Introduction

Data Standardizer provides implementations of various internationally recognised standards in data processing, covering topics ranging from languages to currencies and geographical entities. With strongly-typed enumerations for each standard (where applicable) or other targeted data types, you can represent these elements in your code such that errors with invalid values are minimised.
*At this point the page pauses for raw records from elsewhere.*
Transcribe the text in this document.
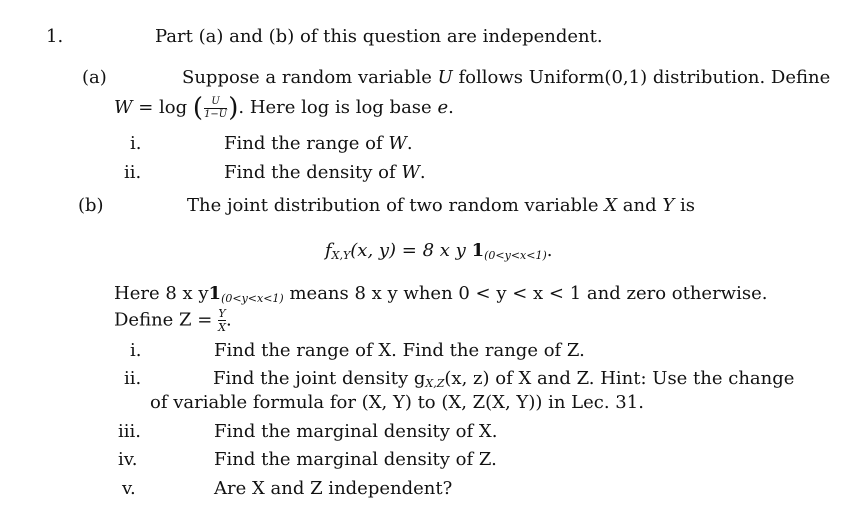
1.	Part (a) and (b) of this question are independent.
(a)	Suppose a random variable U follows Uniform(0,1) distribution. Define
W = log ( $\frac{U}{1-U}$ ). Here log is log base e.
i.	Find the range of W.
ii.	Find the density of W.
(b)	The joint distribution of two random variable X and Y is
$f_{X,Y}(x$, y) = 8 x y $1_{(0<y<x<1)}$.
Here 8 x $y1_{(0<y<x<1)}$ means 8 x y when 0 < y < x < 1 and zero otherwise.
Define $Z = \frac{Y}{X}$ .
i.	Find the range of X. Find the range of Z.
ii.	Find the joint density $g_{X,Z}(x$, z) of X and Z. Hint: Use the change
of variable formula for (X, Y) to (X, Z(X, Y)) in Lec. 31.
iii.	Find the marginal density of X.
iv.	Find the marginal density of Z.
v.	Are X and Z independent?
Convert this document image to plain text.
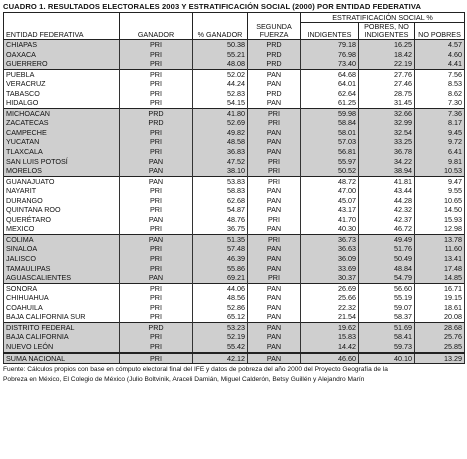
CUADRO 1. RESULTADOS ELECTORALES 2003 Y ESTRATIFICACIÓN SOCIAL (2000) POR ENTIDAD FEDERATIVA
ENTIDAD FEDERATIVA	GANADOR	% GANADOR	SEGUNDA FUERZA	ESTRATIFICACIÓN SOCIAL %		
				INDIGENTES	POBRES, NO INDIGENTES	NO POBRES
CHIAPAS	PRI	50.38	PRD	79.18	16.25	4.57
OAXACA	PRI	55.21	PRD	76.98	18.42	4.60
GUERRERO	PRI	48.08	PRD	73.40	22.19	4.41
PUEBLA	PRI	52.02	PAN	64.68	27.76	7.56
VERACRUZ	PRI	44.24	PAN	64.01	27.46	8.53
TABASCO	PRI	52.83	PRD	62.64	28.75	8.62
HIDALGO	PRI	54.15	PAN	61.25	31.45	7.30
MICHOACAN	PRD	41.80	PRI	59.98	32.66	7.36
ZACATECAS	PRD	52.69	PRI	58.84	32.99	8.17
CAMPECHE	PRI	49.82	PAN	58.01	32.54	9.45
YUCATAN	PRI	48.58	PAN	57.03	33.25	9.72
TLAXCALA	PRI	36.83	PAN	56.81	36.78	6.41
SAN LUIS POTOSÍ	PAN	47.52	PRI	55.97	34.22	9.81
MORELOS	PAN	38.10	PRI	50.52	38.94	10.53
GUANAJUATO	PAN	53.83	PRI	48.72	41.81	9.47
NAYARIT	PRI	58.83	PAN	47.00	43.44	9.55
DURANGO	PRI	62.68	PAN	45.07	44.28	10.65
QUINTANA ROO	PRI	54.87	PAN	43.17	42.32	14.50
QUERÉTARO	PAN	48.76	PRI	41.70	42.37	15.93
MEXICO	PRI	36.75	PAN	40.30	46.72	12.98
COLIMA	PAN	51.35	PRI	36.73	49.49	13.78
SINALOA	PRI	57.48	PAN	36.63	51.76	11.60
JALISCO	PRI	46.39	PAN	36.09	50.49	13.41
TAMAULIPAS	PRI	55.86	PAN	33.69	48.84	17.48
AGUASCALIENTES	PAN	69.21	PRI	30.37	54.79	14.85
SONORA	PRI	44.06	PAN	26.69	56.60	16.71
CHIHUAHUA	PRI	48.56	PAN	25.66	55.19	19.15
COAHUILA	PRI	52.86	PAN	22.32	59.07	18.61
BAJA CALIFORNIA SUR	PRI	65.12	PAN	21.54	58.37	20.08
DISTRITO FEDERAL	PRD	53.23	PAN	19.62	51.69	28.68
BAJA CALIFORNIA	PRI	52.19	PAN	15.83	58.41	25.76
NUEVO LEÓN	PRI	55.42	PAN	14.42	59.73	25.85
SUMA NACIONAL	PRI	42.12	PAN	46.60	40.10	13.29
Fuente: Cálculos propios con base en cómputo electoral final del IFE y datos de pobreza del año 2000 del Proyecto Geografía de la
Pobreza en México, El Colegio de México (Julio Boltvinik, Araceli Damián, Miguel Calderón, Betsy Guillén y Alejandro Marín
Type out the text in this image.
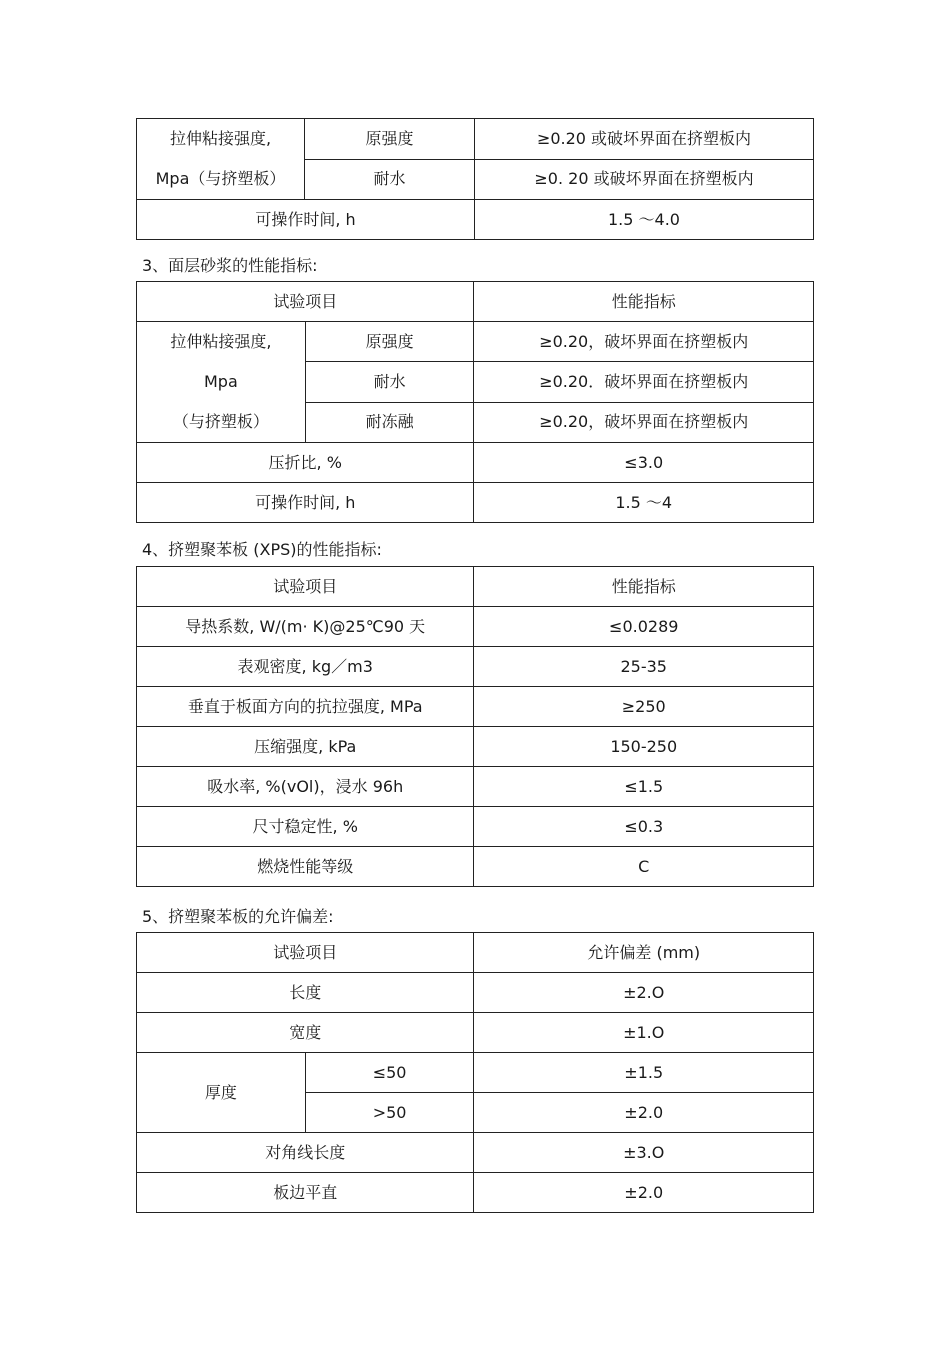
拉伸粘接强度,
Mpa（与挤塑板）	原强度	≥0.20 或破坏界面在挤塑板内
	耐水	≥0. 20 或破坏界面在挤塑板内
可操作时间, h		1.5 ～4.0
3、面层砂浆的性能指标:
试验项目		性能指标

拉伸粘接强度,
Mpa
（与挤塑板）	原强度	≥0.20，破坏界面在挤塑板内
	耐水	≥0.20．破坏界面在挤塑板内
	耐冻融	≥0.20，破坏界面在挤塑板内
压折比, %		≤3.0
可操作时间, h		1.5 ～4
4、挤塑聚苯板 (XPS)的性能指标:
试验项目	性能指标
导热系数, W/(m· K)@25℃90 天	≤0.0289
表观密度, kg／m3	25-35
垂直于板面方向的抗拉强度, MPa	≥250
压缩强度, kPa	150-250
吸水率, %(vOl)，浸水 96h	≤1.5
尺寸稳定性, %	≤0.3
燃烧性能等级	C
5、挤塑聚苯板的允许偏差:
试验项目		允许偏差 (mm)
长度		±2.O
宽度		±1.O
厚度	≤50	±1.5
	>50	±2.0
对角线长度		±3.O
板边平直		±2.0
Supported target platforms include (modern) .Net and .Net Standard. Data Standardizer can be used in modern application software, but is also available as an option for older codebases that are being upgraded more gradually or may remain on older frameworks indefinitely.

Supporting the project

If you derive a commercial benefit from use of Data Standardizer or feel it otherwise adds value to your project, you are asked to please consider supporting the project. You can do this by becoming a GitHub sponsor to make a financial contribution. Data Standardizer is maintained and enhanced by @matthew25187 in his personal time and made available for free for all to use.

Getting Started

Installation

Data Standardizer is available as a series of packages from NuGet.org that can be linked to your existing projects. Available packages include:

Package	Description
DataStandardizer.Chronology	Supports the following standards: TZ Database Unix time DOS date & time
DataStandardizer.Core	Common types used to implement standards in the other packages. You should not need to link to this package directly.
DataStandardizer.File.CSV	Supports the following standards: RFC 4180, Common Format and MIME Type for Comma-Separated Values (CSV) Files
DataStandardizer.Geography	Supports the following standards: ISO 3166-1, Codes for the representation of names of countries and their subdivisions – Part 1: Country code ISO 3166-2, Codes for the representation of names of countries and their subdivisions – Part 2: Country subdivision code UN M49, Standard Country or Area Codes for Statistical Use (Series M, No. 49)
DataStandardizer.Language	Supports the following standards: ISO 639, Code for the representation of names of languages Part 1: Alpha-2 code Part 2: Alpha-3 code Part 3: Alpha-3 code for comprehensive coverage of languages Part 5: Alpha-3 code for language families and groups ISO 15924, Codes for the representation of names of scripts
DataStandardizer.LanguageTag	Supports the following standards: Best Current Practice (BCP) 47 for IETF language tags
DataStandardizer.Money	Supports the following standards: ISO 4217, Codes for the representation of currencies and funds Table A.1 – Current currency & funds code list Table A.2 – Current funds codes Table A.3 – List of codes for historic denominations of currencies & funds Money type, as described in Patterns of Enterprise Application Architecture by Martin Fowler

To use a particular standard in your application, find the corresponding package from the above list and add it as a dependency to your project. Instructions for doing so will depend on what development tooling you are using.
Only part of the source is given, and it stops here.